Touchers vaginaux et rectaux sans consentement

Publié le par Christine Lefeuvre

Comme je le mentionnais dans mon article du 23 octobre dernier (ainsi que dans mon livre) à partir de liens suffisamment explicites, l'information relative aux touchers au bloc opératoire sur patients endormis avait suscité une vague d'indignation début février. Marisol Touraine avait alors mandaté une enquête sur le sujet. Enquête dont les résultats viennent de paraître ce 27 octobre dans un rapport remis à la ministre...La ministre diligente une mission d'inspection au sein des établissements de santé....Sachant que l'enquête est réalisée par la "Conférence des doyens des facultés de médecine", on peut se dire que les chiffres sont au mieux minorés....Et pourtant selon cette version dite officielle, un tiers de ces touchers seraient réalisés sans consentement et ce plus particulièrement par des personnes en début de formation (1ère, 2ème et 3ème année de médecine)....

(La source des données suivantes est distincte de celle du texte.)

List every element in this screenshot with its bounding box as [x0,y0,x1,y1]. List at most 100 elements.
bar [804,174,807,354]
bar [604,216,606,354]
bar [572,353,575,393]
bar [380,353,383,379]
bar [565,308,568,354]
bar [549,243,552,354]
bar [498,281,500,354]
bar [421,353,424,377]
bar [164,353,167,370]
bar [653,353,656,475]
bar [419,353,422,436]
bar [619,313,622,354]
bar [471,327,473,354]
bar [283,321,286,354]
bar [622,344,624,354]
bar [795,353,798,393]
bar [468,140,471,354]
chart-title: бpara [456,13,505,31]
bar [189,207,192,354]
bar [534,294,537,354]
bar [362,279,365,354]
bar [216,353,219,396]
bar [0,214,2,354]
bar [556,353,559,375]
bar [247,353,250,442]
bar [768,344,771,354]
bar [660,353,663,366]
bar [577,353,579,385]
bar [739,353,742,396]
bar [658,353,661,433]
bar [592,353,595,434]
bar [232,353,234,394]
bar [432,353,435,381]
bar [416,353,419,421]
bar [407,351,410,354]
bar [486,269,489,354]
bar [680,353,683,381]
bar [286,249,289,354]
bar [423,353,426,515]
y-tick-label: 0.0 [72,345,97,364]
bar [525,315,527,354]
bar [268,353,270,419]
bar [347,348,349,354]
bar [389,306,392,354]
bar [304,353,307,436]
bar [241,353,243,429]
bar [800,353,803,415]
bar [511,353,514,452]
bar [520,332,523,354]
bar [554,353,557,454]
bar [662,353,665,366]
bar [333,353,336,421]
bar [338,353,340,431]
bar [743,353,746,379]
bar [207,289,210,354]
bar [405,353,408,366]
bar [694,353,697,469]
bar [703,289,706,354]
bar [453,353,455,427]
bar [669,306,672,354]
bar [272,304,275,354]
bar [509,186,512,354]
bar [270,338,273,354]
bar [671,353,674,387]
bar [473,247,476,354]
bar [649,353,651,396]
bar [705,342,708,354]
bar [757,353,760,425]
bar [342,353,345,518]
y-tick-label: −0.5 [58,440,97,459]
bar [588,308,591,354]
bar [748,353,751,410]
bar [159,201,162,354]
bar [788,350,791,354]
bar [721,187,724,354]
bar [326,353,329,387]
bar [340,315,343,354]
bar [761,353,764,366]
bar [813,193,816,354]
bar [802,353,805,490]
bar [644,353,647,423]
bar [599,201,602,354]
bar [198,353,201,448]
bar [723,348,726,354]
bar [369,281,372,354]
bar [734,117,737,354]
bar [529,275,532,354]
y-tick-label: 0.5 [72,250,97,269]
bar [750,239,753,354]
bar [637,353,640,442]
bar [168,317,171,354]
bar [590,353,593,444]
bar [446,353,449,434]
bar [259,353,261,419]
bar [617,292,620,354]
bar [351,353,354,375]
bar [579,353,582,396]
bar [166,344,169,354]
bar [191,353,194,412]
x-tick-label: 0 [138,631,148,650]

http://http://www.sciencesetavenir.fr/sante/20151027.OBS8394/touchers-vaginaux-et-rectaux-le-consentement-n-est-pas-toujours-respecte.html

Ou encore :

http://www.lexpress.fr/actualite/societe/sante/des-touchers-vaginaux-sur-des-patients-endormis-c-etait-pour-apprendre_1730426.html

La ministre condamne fermement ces actes et en évoque l'illégalité en annonçant de possibles sanctions.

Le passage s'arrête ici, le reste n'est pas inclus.